De
alguna manera pensé con anticipación en esa posibilidad. Todo partió de una
anécdota, cuando un actor me contó su “método”, por llamarlo de algún modo.
Cuenta que le llamaban del banco para acosarlo por las deudas y que una vez,
espontáneamente, se le ocurrió hablar como niño: “Bueno… mi papá no está…
olvidó su celular…”. Lo hacía tan bien que desconcertaba a los agresivos
mastines telefónicos, quienes a regañadientes terminaban cortando la llamada
cuando el supuesto niño los envolvía con falsos titubeos. “Quiero seguir ese
ejemplo”, me dije, pero no con voz de mocoso, que no me sale. Inventé entonces
mi performance y esperé gozoso la oportunidad. Recibí la llamada de la compañía
telefónica y aproveché, para entrenarme bien, que se trataba de algo más
relajado: una oferta. “Le hablamos para informarle que tenemos un nuevo plan
tarifario para usted…”. Impedí que añadiera más datos y comencé mi intervención:
“Señorita, gracias por llamar. Usted será la última persona con la que hablaré:
he decidido quitarme la vida…”. Yo sabía que ella iba a balbucear ante esta
primera afirmación, pero que no cortaría porque estaba en riesgo su trabajo si
dejaba solo a un cliente en la orilla del suicidio: “Señor, no, espere…”.

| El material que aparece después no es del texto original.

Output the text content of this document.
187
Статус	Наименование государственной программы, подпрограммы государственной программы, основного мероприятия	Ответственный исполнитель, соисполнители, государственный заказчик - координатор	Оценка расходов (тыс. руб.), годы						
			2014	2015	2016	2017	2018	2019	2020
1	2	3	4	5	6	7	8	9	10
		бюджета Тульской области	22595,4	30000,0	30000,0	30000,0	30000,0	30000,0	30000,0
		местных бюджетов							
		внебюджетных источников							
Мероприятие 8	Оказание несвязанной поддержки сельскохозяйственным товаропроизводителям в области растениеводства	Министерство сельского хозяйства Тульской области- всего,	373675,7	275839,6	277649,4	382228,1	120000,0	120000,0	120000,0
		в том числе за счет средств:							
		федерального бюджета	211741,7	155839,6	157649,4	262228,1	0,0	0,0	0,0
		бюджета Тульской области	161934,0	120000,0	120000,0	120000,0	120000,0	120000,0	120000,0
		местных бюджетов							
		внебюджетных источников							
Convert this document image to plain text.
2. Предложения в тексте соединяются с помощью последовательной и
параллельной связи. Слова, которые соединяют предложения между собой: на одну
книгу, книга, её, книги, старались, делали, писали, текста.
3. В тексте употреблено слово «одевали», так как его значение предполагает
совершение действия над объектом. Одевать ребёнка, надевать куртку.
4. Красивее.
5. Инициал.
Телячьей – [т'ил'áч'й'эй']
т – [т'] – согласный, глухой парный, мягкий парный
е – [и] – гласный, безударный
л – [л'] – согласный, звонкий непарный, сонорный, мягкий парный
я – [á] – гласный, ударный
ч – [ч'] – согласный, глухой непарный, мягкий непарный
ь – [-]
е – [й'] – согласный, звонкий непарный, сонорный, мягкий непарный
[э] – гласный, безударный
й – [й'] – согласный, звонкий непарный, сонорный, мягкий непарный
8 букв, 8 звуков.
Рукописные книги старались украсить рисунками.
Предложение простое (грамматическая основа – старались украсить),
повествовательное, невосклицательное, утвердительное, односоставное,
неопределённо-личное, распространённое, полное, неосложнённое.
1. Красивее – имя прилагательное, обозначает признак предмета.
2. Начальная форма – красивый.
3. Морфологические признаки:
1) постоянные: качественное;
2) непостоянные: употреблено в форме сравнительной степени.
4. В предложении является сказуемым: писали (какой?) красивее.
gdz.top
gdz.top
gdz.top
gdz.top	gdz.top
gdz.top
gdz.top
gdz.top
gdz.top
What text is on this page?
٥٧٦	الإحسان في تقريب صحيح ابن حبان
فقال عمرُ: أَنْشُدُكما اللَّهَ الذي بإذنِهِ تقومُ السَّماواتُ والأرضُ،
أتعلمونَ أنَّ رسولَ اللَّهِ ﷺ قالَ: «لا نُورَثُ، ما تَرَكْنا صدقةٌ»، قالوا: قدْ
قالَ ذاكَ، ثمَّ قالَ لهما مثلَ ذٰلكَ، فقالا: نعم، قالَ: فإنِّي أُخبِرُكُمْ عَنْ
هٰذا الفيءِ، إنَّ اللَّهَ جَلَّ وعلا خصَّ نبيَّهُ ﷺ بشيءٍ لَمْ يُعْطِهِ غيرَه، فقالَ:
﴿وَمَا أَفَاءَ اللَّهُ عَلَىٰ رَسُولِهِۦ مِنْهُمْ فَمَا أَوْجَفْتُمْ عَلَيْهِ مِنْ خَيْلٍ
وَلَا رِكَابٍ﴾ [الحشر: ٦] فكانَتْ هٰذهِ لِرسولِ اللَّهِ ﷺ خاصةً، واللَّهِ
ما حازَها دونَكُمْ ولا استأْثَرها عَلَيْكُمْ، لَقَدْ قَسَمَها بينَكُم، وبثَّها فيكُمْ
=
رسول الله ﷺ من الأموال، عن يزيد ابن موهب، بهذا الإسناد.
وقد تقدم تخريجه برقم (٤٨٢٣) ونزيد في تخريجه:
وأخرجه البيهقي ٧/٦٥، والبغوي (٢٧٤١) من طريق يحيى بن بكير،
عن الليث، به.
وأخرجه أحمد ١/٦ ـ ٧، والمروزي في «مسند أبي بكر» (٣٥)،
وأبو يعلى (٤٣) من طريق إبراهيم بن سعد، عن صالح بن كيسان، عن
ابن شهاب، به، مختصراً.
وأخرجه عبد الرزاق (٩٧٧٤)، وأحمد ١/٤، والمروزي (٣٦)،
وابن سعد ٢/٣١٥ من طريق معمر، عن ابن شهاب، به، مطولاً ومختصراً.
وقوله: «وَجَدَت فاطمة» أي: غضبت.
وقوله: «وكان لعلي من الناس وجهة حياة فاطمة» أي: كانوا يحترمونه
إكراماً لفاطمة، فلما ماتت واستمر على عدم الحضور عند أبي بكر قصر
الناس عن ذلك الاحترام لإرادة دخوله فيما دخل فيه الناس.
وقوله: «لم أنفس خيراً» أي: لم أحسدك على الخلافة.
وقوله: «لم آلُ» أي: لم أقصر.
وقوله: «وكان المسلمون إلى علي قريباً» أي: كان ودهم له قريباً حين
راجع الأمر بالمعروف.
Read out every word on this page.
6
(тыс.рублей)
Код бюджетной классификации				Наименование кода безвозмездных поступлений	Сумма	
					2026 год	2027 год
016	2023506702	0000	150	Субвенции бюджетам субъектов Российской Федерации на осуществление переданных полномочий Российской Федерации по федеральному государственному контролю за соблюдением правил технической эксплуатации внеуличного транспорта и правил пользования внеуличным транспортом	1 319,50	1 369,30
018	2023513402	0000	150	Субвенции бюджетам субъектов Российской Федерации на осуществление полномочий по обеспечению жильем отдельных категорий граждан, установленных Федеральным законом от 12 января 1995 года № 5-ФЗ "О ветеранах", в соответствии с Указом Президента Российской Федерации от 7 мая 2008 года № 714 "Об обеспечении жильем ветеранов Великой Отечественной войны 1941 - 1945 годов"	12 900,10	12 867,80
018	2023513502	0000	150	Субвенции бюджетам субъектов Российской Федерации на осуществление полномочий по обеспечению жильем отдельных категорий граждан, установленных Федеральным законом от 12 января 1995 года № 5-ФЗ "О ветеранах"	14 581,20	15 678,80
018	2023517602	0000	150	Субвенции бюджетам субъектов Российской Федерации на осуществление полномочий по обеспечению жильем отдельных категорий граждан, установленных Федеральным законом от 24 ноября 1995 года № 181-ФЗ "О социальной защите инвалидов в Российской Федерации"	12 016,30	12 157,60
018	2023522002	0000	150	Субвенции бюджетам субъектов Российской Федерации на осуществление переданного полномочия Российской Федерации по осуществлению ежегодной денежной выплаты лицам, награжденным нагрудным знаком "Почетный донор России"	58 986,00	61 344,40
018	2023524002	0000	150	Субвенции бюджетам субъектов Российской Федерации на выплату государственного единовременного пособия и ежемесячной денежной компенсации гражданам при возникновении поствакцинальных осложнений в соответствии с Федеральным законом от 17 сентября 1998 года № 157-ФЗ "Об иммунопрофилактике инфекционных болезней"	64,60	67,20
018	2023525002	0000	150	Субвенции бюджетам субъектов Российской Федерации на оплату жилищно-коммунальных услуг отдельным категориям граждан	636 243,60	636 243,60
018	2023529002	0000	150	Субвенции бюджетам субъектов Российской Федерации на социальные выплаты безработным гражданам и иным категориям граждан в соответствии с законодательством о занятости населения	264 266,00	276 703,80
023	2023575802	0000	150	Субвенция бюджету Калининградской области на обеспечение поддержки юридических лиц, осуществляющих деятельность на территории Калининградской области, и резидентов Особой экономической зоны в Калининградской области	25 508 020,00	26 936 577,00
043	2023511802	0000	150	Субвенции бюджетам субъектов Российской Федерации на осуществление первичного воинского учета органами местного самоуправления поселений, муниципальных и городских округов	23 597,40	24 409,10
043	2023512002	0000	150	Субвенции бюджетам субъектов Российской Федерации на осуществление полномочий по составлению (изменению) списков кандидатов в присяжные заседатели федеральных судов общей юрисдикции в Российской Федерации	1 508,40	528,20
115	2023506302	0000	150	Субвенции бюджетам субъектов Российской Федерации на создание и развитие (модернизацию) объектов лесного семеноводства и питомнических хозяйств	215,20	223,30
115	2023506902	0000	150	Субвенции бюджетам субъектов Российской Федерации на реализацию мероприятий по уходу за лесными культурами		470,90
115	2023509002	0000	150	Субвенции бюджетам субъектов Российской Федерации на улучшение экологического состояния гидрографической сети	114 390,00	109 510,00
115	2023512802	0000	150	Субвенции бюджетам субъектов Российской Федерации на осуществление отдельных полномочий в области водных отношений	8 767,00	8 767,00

Seguí: “Está decidido, señorita. Ya no puedo más… años y años cargando esta
horrible sensación de fracaso, todo es irremediable…”. Silencio del otro lado,
y continué: “¿Sabe cuántas veces he intentado salir adelante, sabe cuánto he
luchado para librarme de este sentimiento? No, no lo sabe usted ni lo sabe
nadie, señorita. Por eso ya, se acabó, basta. Nunca más volverán a echarme de
un trabajo, las mujeres nunca más volverán a humillarme…”. Y ella habló: “No,
señor, espere, espere…”. La interrumpí nuevamente: “Mire, señorita, ya no puedo
esperar más. He llegado a un punto sin retorno [esta frase la oí en una
película], a la decisión definitiva. Ya no hay poder humano que pueda detenerme
y no siento ningún temor. Sé que sólo así terminará todo el maldito agobio que
me tiene hundido desde hace tantos años. No hay remedio, hice lo que pude…”.
Tenía preparada una palomita de pirotecnia y la encendí. Tronó. Del otro lado
escuché el “Bueno, bueno, bueno…” que ahora disfruté, sonriente.